Yale, MIT, Johns Hopkins, UCLA, Berkeley, Brown, Harvard, Duke, Columbia, Cornell, Princeton... I did not get into any of the colleges I wanted to go to; I had 21 flat out rejections.
First of all, I am disappointed. For the past two years, I have spent countless hours studying and serving extracurriculars. I dreamed about what my life would be like at those elite schools, wishing that at least one of them would say yes. When I opened my last 'View Update' from Stanford, I felt like everything I had worked so hard for was meaningless.
I've been rethinking the process a little for the last few days. I was emotionally invested in going to those elite schools; I applied because I told myself to do so (I want to be in the best place academically), not because my teachers and parents asked me to. I thought (and still think) that moving away and immersing myself in a high achieving environment surrounded by ambitious people would make me a better person and set me on the path to success.
Truth to be told, I don't resent them for those rejections. They gave me a platform to showcase my personal highlights, and I did. I am confident enough to say that I performed at the level I was capable of. The fact that I didn't get any offers... well, it has a lot of variables that are not within my control.
- What did I do wrong
"So I just applied to schools that are never going to admit me?"
After it was all over, I asked myself, "how did I end up in this situation?" "Was it because of a lack of effort with too many distractions like girls and YouTube videos?" "Am I not worthy enough and had an unrealistic expectation given my grades, test scores, and essays?" I talked with my parents, friends, and school counsellor, asking them about their observations of my high school effort. Their answer was uniform, I did do good enough, and I was ready to go to those colleges. I excelled in every class, I took on leadership positions, I built relationships with teachers, and I wrote from my genuine heart...

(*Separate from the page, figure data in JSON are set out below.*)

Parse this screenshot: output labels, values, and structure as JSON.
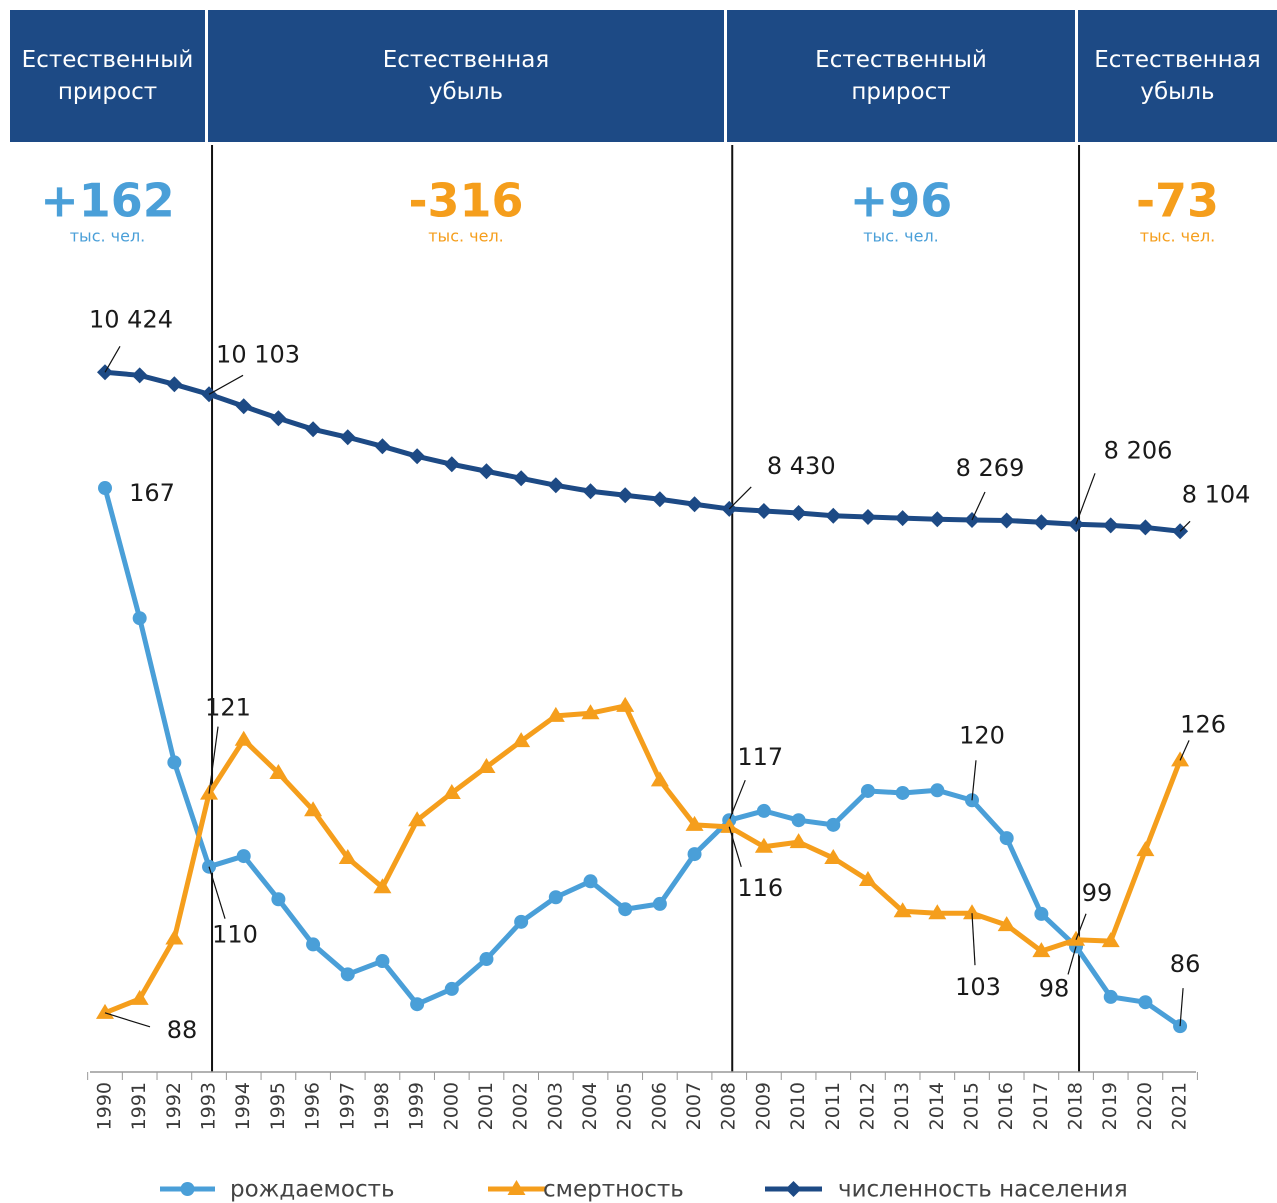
{
  "chart_data": {
    "type": "line",
    "periods": [
      {
        "title": "Естественный прирост",
        "value": "+162",
        "unit": "тыс. чел.",
        "color": "#4a9fd8"
      },
      {
        "title": "Естественная убыль",
        "value": "-316",
        "unit": "тыс. чел.",
        "color": "#f59e1c"
      },
      {
        "title": "Естественный прирост",
        "value": "+96",
        "unit": "тыс. чел.",
        "color": "#4a9fd8"
      },
      {
        "title": "Естественная убыль",
        "value": "-73",
        "unit": "тыс. чел.",
        "color": "#f59e1c"
      }
    ],
    "categories": [
      "1990",
      "1991",
      "1992",
      "1993",
      "1994",
      "1995",
      "1996",
      "1997",
      "1998",
      "1999",
      "2000",
      "2001",
      "2002",
      "2003",
      "2004",
      "2005",
      "2006",
      "2007",
      "2008",
      "2009",
      "2010",
      "2011",
      "2012",
      "2013",
      "2014",
      "2015",
      "2016",
      "2017",
      "2018",
      "2019",
      "2020",
      "2021"
    ],
    "ylim": [
      80,
      195
    ],
    "y2lim": [
      300,
      11450
    ],
    "series": [
      {
        "name": "рождаемость",
        "color": "#4a9fd8",
        "marker": "circle",
        "values": [
          167,
          147.4,
          125.7,
          110,
          111.6,
          105.1,
          98.3,
          93.8,
          95.8,
          89.3,
          91.6,
          96.1,
          101.7,
          105.4,
          107.8,
          103.6,
          104.4,
          111.9,
          117,
          118.4,
          117,
          116.3,
          121.4,
          121.1,
          121.5,
          120,
          114.3,
          102.9,
          98,
          90.4,
          89.6,
          86
        ],
        "value_labels": [
          "167",
          null,
          null,
          "110",
          null,
          null,
          null,
          null,
          null,
          null,
          null,
          null,
          null,
          null,
          null,
          null,
          null,
          null,
          "117",
          null,
          null,
          null,
          null,
          null,
          null,
          "120",
          null,
          null,
          "98",
          null,
          null,
          "86"
        ]
      },
      {
        "name": "смертность",
        "color": "#f59e1c",
        "marker": "triangle",
        "values": [
          88,
          90.1,
          99.2,
          121,
          129.1,
          124.1,
          118.5,
          111.3,
          106.9,
          117,
          121.1,
          125,
          128.9,
          132.7,
          133.1,
          134.2,
          123,
          116.3,
          116,
          113,
          113.7,
          111.3,
          108,
          103.3,
          103,
          103,
          101.2,
          97.3,
          99,
          98.8,
          112.5,
          126
        ],
        "value_labels": [
          "88",
          null,
          null,
          "121",
          null,
          null,
          null,
          null,
          null,
          null,
          null,
          null,
          null,
          null,
          null,
          null,
          null,
          null,
          "116",
          null,
          null,
          null,
          null,
          null,
          null,
          "103",
          null,
          null,
          "99",
          null,
          null,
          "126"
        ]
      },
      {
        "name": "численность населения",
        "color": "#1d4a85",
        "marker": "diamond",
        "axis": "y2",
        "values": [
          10424,
          10380,
          10249,
          10103,
          9928,
          9753,
          9592,
          9476,
          9344,
          9198,
          9082,
          8980,
          8877,
          8775,
          8688,
          8629,
          8571,
          8498,
          8430,
          8400,
          8370,
          8330,
          8312,
          8295,
          8280,
          8269,
          8262,
          8235,
          8206,
          8190,
          8160,
          8104
        ],
        "value_labels": [
          "10 424",
          null,
          null,
          "10 103",
          null,
          null,
          null,
          null,
          null,
          null,
          null,
          null,
          null,
          null,
          null,
          null,
          null,
          null,
          "8 430",
          null,
          null,
          null,
          null,
          null,
          null,
          "8 269",
          null,
          null,
          "8 206",
          null,
          null,
          "8 104"
        ]
      }
    ]
  }
}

Seeing my peers posting their college offers on social media, I felt like I was the only few whose dreams didn't come true. The reality was harsh. I worked my ass off, I wouldn't say I deserve to go to one, but I definitely thought I had a good chance. There isn't an awful lot that I'd like to change for my next go, except trying to get more help from an agent, do more research on those colleges, and take better advantage of what I have got.
- What did I learn
For such a long time, I had put my happiness on attending an Ivy League school because getting accepted by one of them means terrific networks. An acceptance letter means opportunities for change. Their global community could change me as a person; who I meet, how I think, and what I believe. All the time I could have spent partying, I focused on college applications for the promise of a brighter future.

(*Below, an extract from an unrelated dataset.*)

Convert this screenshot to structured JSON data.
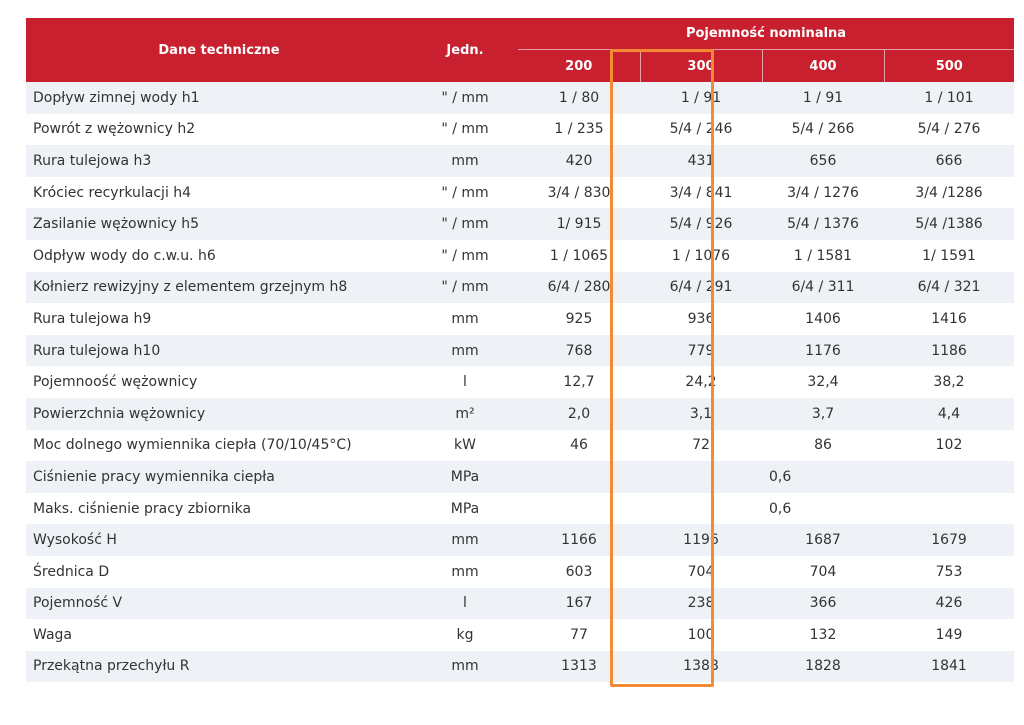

For me, the worst part of this experience was that I thought, "no matter how hard I worked, it would always be for nothing." How dare I imagine outcompeting others in the wide range of international applicants pool? There are thousands of Asian and Indian kids who are better than me academically (don't mention if they are legacy or ethnic minorities or not). Neither do I have a comparative advantage over those domestic American applicants because they will always be prioritized (which I totally understand because those universities are supposed to provide education firstly to their own people).
But perhaps, it wasn't for nothing. Most people fail. Everything happens for a reason; my ego was hit, and I was crushed for a few days, but I am still here. Although I now have to commit to my safety school, it's not the end of the world. It's me who defines my success, not the school I attend. When I look back on this experience, I can always say, "I did something significant back then..."

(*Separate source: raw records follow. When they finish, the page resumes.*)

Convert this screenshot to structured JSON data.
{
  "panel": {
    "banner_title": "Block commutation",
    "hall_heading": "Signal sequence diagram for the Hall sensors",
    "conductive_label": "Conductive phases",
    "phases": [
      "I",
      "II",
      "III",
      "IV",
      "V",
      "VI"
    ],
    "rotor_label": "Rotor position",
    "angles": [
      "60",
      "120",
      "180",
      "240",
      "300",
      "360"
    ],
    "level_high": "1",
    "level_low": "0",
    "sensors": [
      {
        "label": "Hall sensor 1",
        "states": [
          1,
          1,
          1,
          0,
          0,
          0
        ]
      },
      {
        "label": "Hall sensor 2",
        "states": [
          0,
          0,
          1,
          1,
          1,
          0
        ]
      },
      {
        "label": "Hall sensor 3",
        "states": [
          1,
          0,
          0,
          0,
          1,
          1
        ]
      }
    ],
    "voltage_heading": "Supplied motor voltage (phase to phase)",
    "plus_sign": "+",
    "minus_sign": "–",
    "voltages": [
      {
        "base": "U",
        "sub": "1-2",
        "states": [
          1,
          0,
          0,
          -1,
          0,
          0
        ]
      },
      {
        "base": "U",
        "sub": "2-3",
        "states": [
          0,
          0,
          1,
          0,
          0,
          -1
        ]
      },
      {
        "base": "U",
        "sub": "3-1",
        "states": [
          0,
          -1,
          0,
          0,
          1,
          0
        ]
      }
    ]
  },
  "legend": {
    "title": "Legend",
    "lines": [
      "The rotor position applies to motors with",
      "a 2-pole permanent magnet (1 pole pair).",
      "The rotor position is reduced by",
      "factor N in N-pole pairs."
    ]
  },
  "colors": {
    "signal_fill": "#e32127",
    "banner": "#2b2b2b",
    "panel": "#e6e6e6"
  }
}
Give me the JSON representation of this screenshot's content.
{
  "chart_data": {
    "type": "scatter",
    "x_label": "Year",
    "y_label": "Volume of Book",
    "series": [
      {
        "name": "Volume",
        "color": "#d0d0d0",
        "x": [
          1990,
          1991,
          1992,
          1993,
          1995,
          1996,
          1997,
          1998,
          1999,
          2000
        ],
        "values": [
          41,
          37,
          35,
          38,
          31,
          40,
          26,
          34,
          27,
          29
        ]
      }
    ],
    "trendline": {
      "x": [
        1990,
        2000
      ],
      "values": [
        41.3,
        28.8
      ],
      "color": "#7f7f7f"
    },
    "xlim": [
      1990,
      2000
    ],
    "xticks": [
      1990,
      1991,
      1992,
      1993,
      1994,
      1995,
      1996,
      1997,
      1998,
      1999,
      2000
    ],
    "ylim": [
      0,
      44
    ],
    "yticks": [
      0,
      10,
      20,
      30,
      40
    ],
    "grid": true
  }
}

- It's not the end of this story
To be honest, I am not emotionally in pain. I've realized that there's a whole other tier of intellect above me, but I still believe in myself. After all, this life story made me more mature; I gained clarity on where I am and what I want in the future. I will keep in mind that it's not just about the end (getting into an Ivy); it is also about engaging with the world around me.
Hard work pays off; I just need the courage to pick myself up from the ground, pack my bag, and keep going. Maybe I will never get into any of my desired universities straight out of high school as a freshman, but I can still go to a UK university and apply the year later as a transfer student. After 10 years, my credential will be forgotten, but from this opportunity I embraced, I got some like-minded friends and found my passion that I am happy of pursuing – writing, reading, and sports. I will definitely reapply next year with better credentials. I miss 100% of the shots if I don't take it; what have I got to lose.